JAKARTA, GRESNEWS.COM - Mantan Ketua Mahkamah Konstitusi (MK) Mohammad Mahfud M.D mengatakan jika Peraturan Pemerintah Pengganti Undang-Undang (Perppu) Nomor 1 tahun 2013 tentang perubahan kedua atas Undang-Undang (UU) Nomor 24 Tahun 2003 tentang Mahkamah Konstitusi (MK) disetujui oleh DPR dan diberlakukan sebagai UU berpotensi menimbulkan sengketa kewenangan.

"Bisa terjadi sengketa kewenangan antara MK dan Komisi Yudisial," ujar Mahfud ketika dihubungi Gresnews.com, Selasa (19/11).

Mahfud menjelaskan Perppu MK begitu diberlakukan menimbulkan persoalan mengenai dewan etik. Masalah ini muncul karena dalam UU Nomor 24 Tahun 2003 tentang Mahkamah Konstitusi tidak disinggung masalah dewan etik sehingga MK tidak berwenang membentuk dewan etik. Dalam UU MK hanya ada kewenangan membentuk majelis kehormatan ad hoc yang bersifat sementara.

Sedangkan dalam Perppu sebagai UU dan hukum positif yang berlaku hanya mengenal Majelis Kehormatan Hakim (MKH) yang sifatnya permanen. "Akan menjadi rumit ke depannya," katanya.

Pakar Hukum Tata Negara Universitas Islam Negeri (UIN) Syarif Hidayatullah Ismail Hasani ketika dihubungi secara terpisah mengatakan sejauh ini MK dan KY telah melakukan komunikasi yang produktif. Menurutnya apa yang dilakukan oleh MK dengan membentuk dewan etik sebaiknya dibiarkan terus berjalan sambil menunggu koordinasi antara keduanya membuahkan hasil hingga MKH MK terbentuk.

Permasalahan menurut Ismail akan muncul ketika DPR menolak Perppu tersebut dan MK mengabulkan gugatan pembatalan Perppu yang diajukan pemerintah. "Akan terjadi kekosongan hukum dan kembali ke peraturan yang lama," ujarnya.

Namun Ismail menekankan jika dirinya saat ini telah melihat semangat yang sama antara MK dan KY tentang perlunya pengawasan terhadap hakim MK. "Tinggal tata cara pengawasannya yang perlu dirumuskan bersama," ujarnya.

Sebelumnya Ketua Komisi Yudisial bidang Rekrutmen Hakim, Taufiqurrahman Syahuri menuding badan pengawasan Dewan Etik bentukan Mahkamah Konstitusi bermasalah. Pembentukan Dewan Etik berdasarkan Peraturan MK itu dinilainya tak memiliki dasar hukum kuat karena tak tercantum dalam perundang-undangan.

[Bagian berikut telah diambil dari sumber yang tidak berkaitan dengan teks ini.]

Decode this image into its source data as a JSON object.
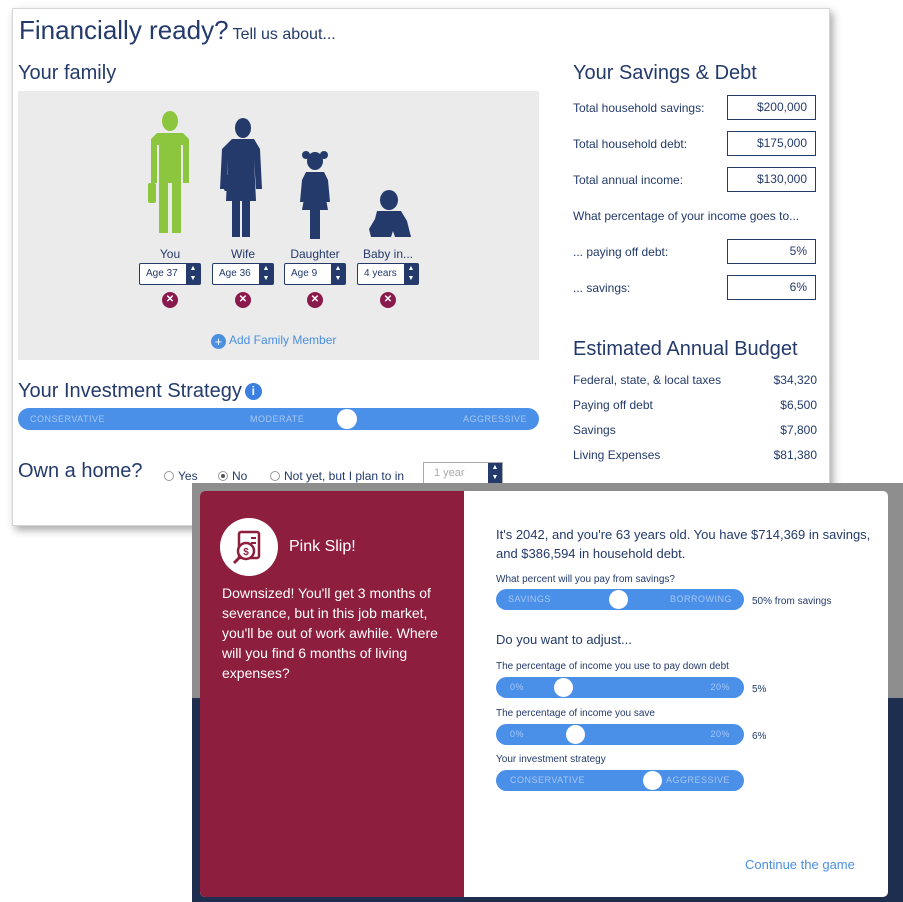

Taufiq juga mempersoalkan dasar hukum penggunaan anggaran untuk kegiatan badan tersebut. “Kalau dari anggaran MK, dasarnya apa? Kementerian Keuangan tak akan bisa memberikan dana pada badan yang tak memiliki dasar hukum kuat."  katanya kemarin.

Sehingga ia menilai pembentukan Dewan Etik itu sebagai bukti pengacuhan MK terhadap Perppu Nomor 1 tahun 2013. Ia mempersoalkan pembentukan badan pengawas tersebut karena dalam Perppu tersebut telah difasilitasi melalui pasal pembentukan Majelis Kehormatan Hakim Konstitusi.

Dewan Etik, menurutnya juga diragukan independensinya dalam menjalankan tugas. Salah satu alasannya adalah sekretariat Dewan Etik yang berada di bawah Sekretariat Jenderal MK. "Saya tidak yakin Dewan Etik dapat mengembalikan kpercayaan masyarakat," ujar Taufiq. Hakim MK, melalui Sekjen,  menurut dia dapat mempersulit dan menghalangi adanya laporan pelanggaran etik atau perilaku dari masyarakat. Sebab Sekjen adalah anak buah MK.